К реке мы ходили каждый погожий день. Я ещё не умел плавать, хотя в своё время прожил больше двух лет "у самого синего моря". В Москве мы с дворовыми мальчишками летом что ни день ходили на Серебрянку. Много позже я узнáю, что купались мы не в речке с таким названием, а в Серебряно-Виноградных прудах. Там был водосброс: бетонное заграждение на урезе воды. Выйти на бетон, разбежаться, сигануть в глубину и выплыть затем на берег считалось особым шиком. Только в свои 13 лет я рискнул, да и то без разбега, плюхнуться в пугающую глубину и... поплыл! А куда было деваться?
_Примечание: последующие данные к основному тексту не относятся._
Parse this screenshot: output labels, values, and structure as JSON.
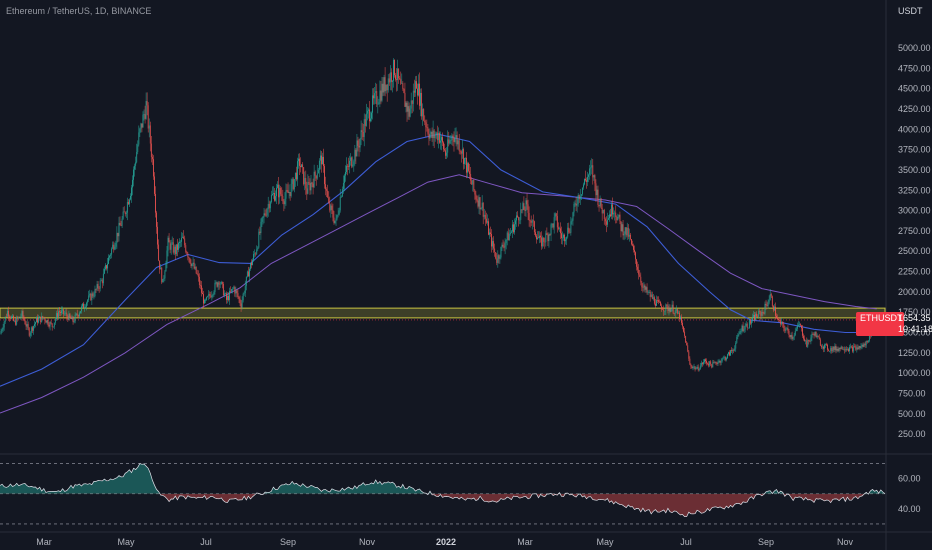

Там до берега всего-то несколько метров, но ведь и их одолеть надо. Одолел. Хотя до этого мог только якобы плыть задом наперёд, толкаясь руками ото дна. В Тучкове я так и делал. Но кто-то и этого не мог. В лесной школе я занялся самодеятельной силовой гимнастикой. Каждое утро старательно карабкался по шесту, по канату, подтягивался по шведской лесенке до самого верха. По возвращении домой это ой как пригодилось. Известное дело, братья-погодки в детстве непрерывно ссорятся. Ссоры со средним братом всегда кончались в его пользу. Но осенью 1951-го соотношение сил поменялось. При первой же ссоре я выиграл схватку. Не скажу, что братские отношения от этого стали лучше. Они чуть выровнялись только через много лет, когда мы разъехались по разным адресам.

В 1952-55 гг. лагерные каникулы были неизбежными, как само лето. Мать работала в сберкассе. Это сейчас Сбербанк пухнет от деньжищ. А тогда МГУ ГТСКиГК (для неленивых: Московское городское управление гострудсберкасс и госкредита) по бедности арендовало на лето под свой лагерь двухэтажную деревянную школу в селе Троицком, не доезжая Клина. Электрички ходили только до Крюкова. До Фроловского добирались пригородным поездом, с настоящим паровозом. Возле станции грузили чемоданы на колымагу-полуторку ГАЗ ММ, с задними колёсами без вторых скатов. Сами шли 9 км пешком по просёлку. Где-то в середине пути нас встречала уже порожняя колымага и подбирала самых маленьких.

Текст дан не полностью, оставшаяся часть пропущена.